Katie Yan, a student from Skidmore College, worked in Dr. Sonia Altizer‘s lab.

Abstract Ophryocystis elektroscirrha (OE) is a protozoan parasite found in Monarchs (Danaus plexippus). Same or similar OE-like parasites have been found in Queens (D. gilippus) and other Danaus butterflies. Experimental cross infection provided evidence of parasite specialization on natal host species via low infection rates on novel hosts, motivating in-depth analysis of parasite morphometric and genetic variation across host species from different locations.
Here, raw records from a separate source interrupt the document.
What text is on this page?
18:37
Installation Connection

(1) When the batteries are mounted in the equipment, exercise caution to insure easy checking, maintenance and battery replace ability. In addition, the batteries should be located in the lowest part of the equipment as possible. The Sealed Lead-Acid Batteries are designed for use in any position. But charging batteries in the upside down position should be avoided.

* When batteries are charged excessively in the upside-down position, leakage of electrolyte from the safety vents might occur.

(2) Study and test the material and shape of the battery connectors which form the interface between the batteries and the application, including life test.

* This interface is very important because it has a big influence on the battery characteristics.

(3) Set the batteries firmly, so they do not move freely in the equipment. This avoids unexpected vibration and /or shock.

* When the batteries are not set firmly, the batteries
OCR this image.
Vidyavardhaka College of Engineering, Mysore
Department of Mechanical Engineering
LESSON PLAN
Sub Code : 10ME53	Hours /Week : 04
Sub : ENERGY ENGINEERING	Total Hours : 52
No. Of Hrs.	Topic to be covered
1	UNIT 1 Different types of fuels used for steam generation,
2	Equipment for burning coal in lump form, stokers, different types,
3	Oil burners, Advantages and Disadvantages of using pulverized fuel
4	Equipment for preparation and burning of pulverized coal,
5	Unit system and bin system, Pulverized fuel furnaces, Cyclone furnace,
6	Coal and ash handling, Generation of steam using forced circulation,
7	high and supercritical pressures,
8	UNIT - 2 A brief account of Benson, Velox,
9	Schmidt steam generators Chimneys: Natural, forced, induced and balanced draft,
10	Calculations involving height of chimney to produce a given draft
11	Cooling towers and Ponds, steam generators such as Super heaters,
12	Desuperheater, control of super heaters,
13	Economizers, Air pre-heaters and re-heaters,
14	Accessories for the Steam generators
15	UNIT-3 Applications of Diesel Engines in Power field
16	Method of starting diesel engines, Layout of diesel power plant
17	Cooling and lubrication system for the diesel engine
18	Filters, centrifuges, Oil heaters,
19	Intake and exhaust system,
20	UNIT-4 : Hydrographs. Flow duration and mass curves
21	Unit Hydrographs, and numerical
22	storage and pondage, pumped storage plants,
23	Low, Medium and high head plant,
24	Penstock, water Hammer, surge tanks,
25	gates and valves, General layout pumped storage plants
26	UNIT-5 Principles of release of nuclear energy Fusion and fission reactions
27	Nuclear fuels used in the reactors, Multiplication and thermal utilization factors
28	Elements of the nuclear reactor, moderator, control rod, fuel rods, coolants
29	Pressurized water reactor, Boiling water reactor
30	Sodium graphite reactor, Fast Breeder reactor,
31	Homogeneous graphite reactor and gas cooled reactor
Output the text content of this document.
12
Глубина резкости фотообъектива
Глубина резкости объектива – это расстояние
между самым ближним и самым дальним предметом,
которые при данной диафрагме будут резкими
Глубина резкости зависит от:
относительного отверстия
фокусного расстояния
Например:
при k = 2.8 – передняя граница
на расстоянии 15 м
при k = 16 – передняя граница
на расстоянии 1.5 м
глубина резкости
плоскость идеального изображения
To examine OE and OE-like spore morphology across Danaus species, we looked at five host species from previously curated museum samples including: Jamaican Monarch (D. cleophile), Plain Tiger (D. chrysippus), Queen (D. gilippus), Common Monarch (D. plexippus), and Lesser Wanderer (D. petilia). Analysis of wild-collected museum spores showed that on average, Jamaican Monarchs and Common Monarchs had larger spores than other species. This relationship is consistent with the phylogenetic relationships of host similarity within the Danaus genus and further supports the hypothesis of parasite specialization on hosts. We then examined the influences of host and environmental factors on parasite morphology by analyzing spores from a cross-infection experiment involving Monarchs and Queens. Hosts in this experiment were fed either tropical milkweed (Asclepias curassavica) or swamp milkweed (A. incarnata). Monarchs and Queens were infected at a high rate by their natal parasites, some Monarchs were infected by Queen parasites, and no Queens were infected by Monarch parasites. Morphometric analysis of spores showed that Monarch parasites from Monarch hosts were largest, and that Queen parasites from Queen hosts were smallest; Queen parasites from Monarch hosts were intermediate in spore size. Other spore traits (shape, hue, density) were similar across treatments. Additionally, we found that spore size positively correlated with host wing area, suggesting that larger spores are found on larger butterflies. Milkweed species, sex, and final spore load did not predict variation in spore morphology. In summary, we found strong evidence for parasite specialization on different host species based on differences in spore size; further work should ask whether molecular genetic divergence of OE parasites across host groups matches differences in spore morphology and host phylogeny.